Given the rising cost of gasoline, using renewable green energy to power cars is always on the drawing board. A previous American version, fueled by wood pellets achieved 47mph. The Leyland Rover SD1 averaged no less than 77.5mph with a Guinness World Record noted for the achievement.
Team Billy Goat Members
Eric,our marketing director, is spending the week mountain biking in the Nantahala National Forest in southwestern North Carolina. For the last 15 years he and a group of friends (Team Billy Goat) have a biking bromanace once a year camping and riding the trails on land said to more closely resemble coffee spatters than official survey lines.
More than 516,000 acres cut across the crest of mountain ranges and waterfalls to the river valleys and lakes below making the trail loops and switchbacks of the Nantahala bikeway a popular destination for off-road bycycling.
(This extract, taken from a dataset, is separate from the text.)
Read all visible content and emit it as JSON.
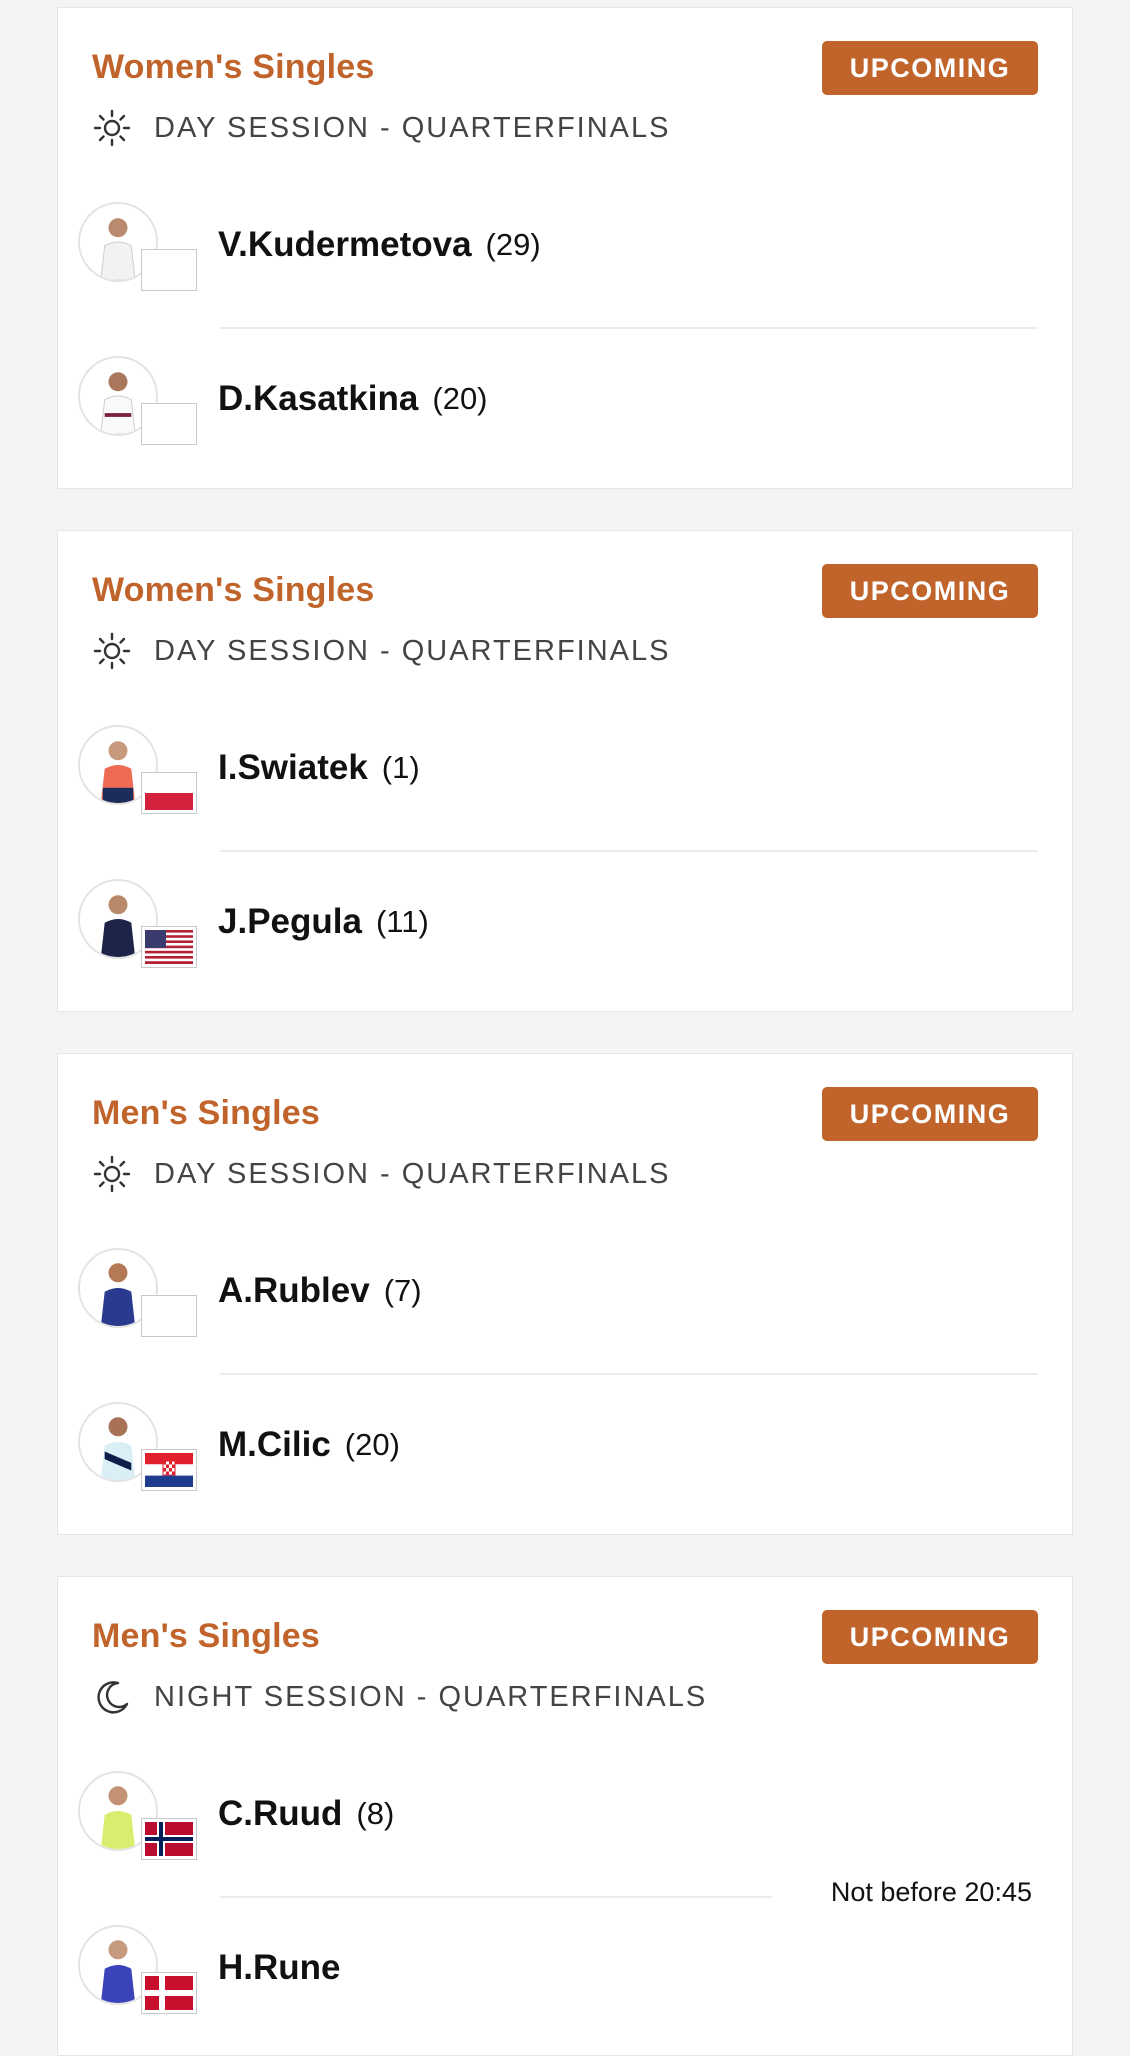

Like any white, green and red-blooded Italian male, Eric wants, needs and must have his morning espresso but sitting around the camfire on a brisk cold morning waiting for your Moka pot to boil may not be the best way to tackle the 4-loop trails of the Tsali. So on next year’s ride we’re having him trail test the Handpresso Espresso Wild, a portable handheld espresso machine that weighs just 2.05 pounds. Perfect for espresso to go. The Handpresso Wild pulls a 16 bar pressure, just as high and in some cases, higher than an electric espresso machine but uses power you create manually, much like with a bicycle pump. There are two models, one that uses pre-packaged E.S.E. pods or one that uses freshly ground coffee beans. All you need is hot water, which is easily made over your fire. All I would need is a Brioche S’more made with Nutella to make me one happy camper.